A poucos dias da realização do referendo sobre a instituição das regiões administrativas, persiste por todo o lado a ideia de que é muita a confusão entre os eleitores, são inúmeras as dúvidas sobre o processo de regionalização, e de que se mantém uma intenção enorme de abstenção perante tão enorme "trapalhada" criada pelos "políticos". Porém, são também imensos os eleitores que, contactados directamente, e elucidados sobre o que concretamente está em causa com a criação das regiões, compreendem as suas vantagens e a sua necessidade, e se dispõem a votar Sim no próximo domingo.
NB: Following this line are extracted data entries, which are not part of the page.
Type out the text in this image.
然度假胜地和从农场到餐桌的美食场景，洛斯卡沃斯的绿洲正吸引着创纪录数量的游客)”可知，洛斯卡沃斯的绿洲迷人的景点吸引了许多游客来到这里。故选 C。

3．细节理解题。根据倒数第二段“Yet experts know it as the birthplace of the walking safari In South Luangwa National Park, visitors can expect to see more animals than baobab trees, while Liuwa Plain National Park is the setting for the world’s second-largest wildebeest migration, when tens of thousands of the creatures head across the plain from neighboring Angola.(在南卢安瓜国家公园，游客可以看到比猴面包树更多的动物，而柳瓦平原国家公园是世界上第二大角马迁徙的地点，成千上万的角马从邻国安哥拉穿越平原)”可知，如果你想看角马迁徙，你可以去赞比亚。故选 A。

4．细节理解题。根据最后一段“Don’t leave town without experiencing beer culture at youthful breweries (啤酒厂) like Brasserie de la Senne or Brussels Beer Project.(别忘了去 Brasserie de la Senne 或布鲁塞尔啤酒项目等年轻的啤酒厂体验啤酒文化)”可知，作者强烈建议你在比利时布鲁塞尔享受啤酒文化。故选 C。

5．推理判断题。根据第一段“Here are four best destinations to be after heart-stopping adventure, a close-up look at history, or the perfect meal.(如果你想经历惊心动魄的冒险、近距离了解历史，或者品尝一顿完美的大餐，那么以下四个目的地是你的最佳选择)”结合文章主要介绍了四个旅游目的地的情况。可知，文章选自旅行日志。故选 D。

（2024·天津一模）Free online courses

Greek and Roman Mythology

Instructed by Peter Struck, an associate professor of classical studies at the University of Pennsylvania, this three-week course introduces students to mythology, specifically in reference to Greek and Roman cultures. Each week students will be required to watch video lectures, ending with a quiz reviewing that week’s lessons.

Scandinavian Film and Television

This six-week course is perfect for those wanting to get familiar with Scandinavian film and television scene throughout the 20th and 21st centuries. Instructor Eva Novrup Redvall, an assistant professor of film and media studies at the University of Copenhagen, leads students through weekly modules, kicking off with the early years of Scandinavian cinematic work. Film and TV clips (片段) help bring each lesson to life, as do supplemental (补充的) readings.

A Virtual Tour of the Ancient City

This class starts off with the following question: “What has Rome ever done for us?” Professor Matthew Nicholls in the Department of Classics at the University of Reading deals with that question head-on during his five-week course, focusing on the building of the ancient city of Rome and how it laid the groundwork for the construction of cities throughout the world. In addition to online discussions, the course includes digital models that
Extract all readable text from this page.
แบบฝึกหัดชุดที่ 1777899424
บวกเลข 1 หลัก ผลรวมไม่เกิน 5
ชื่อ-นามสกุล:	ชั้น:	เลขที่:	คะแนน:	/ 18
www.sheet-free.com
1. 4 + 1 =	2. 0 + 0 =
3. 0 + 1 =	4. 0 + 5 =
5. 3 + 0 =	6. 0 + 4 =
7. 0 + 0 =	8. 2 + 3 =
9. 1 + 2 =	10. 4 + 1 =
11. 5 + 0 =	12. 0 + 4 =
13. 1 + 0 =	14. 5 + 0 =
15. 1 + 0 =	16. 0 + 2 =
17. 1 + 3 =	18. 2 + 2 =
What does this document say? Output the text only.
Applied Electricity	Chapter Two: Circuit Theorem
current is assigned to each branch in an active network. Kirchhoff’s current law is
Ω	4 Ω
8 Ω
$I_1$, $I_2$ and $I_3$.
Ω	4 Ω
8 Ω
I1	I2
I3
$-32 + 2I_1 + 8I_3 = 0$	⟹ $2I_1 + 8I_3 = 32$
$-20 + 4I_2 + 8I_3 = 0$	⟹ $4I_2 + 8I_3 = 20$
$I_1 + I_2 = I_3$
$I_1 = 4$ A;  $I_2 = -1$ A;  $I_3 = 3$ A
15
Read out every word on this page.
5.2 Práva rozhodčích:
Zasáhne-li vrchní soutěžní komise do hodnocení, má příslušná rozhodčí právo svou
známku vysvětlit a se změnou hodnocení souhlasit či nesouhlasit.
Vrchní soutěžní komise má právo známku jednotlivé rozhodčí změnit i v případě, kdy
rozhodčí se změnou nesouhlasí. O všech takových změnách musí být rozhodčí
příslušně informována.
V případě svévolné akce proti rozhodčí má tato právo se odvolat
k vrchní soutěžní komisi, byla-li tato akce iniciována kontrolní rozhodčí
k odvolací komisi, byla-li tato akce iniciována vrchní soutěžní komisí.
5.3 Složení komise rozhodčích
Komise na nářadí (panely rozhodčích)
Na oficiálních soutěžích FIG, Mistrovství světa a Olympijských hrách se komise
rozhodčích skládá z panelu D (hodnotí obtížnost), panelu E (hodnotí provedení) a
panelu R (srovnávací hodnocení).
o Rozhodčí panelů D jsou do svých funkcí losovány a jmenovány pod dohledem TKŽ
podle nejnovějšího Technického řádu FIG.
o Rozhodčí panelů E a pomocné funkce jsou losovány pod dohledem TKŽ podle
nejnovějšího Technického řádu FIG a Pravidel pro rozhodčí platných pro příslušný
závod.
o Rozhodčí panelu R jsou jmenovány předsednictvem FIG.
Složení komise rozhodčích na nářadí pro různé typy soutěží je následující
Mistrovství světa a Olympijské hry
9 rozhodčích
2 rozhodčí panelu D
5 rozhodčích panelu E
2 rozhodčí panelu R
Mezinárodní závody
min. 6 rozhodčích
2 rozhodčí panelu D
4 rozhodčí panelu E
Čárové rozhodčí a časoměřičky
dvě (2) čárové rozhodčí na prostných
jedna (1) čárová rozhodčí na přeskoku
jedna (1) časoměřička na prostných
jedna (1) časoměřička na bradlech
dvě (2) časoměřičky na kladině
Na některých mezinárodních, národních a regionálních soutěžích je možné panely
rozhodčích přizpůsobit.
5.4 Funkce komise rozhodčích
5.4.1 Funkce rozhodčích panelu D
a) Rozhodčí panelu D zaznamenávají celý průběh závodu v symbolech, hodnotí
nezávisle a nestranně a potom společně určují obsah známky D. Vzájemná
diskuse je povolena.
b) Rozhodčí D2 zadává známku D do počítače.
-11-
Esta apreciação, compartilhada pela generalidade dos participantes nesta campanha, obriga-nos a intensificar, nos dias que ainda restam, o esforço de contacto e esclarecimento, por forma a anular os efeitos da campanha do Não que, sob a batuta de Marcelo e Portas, tem assumido sem quaisquer escrúpulos uma postura exclusivamente destrutiva, onde tudo tem servido para confundir os eleitores, levando-os a recusar uma reforma administrativa com que só terão a beneficiar.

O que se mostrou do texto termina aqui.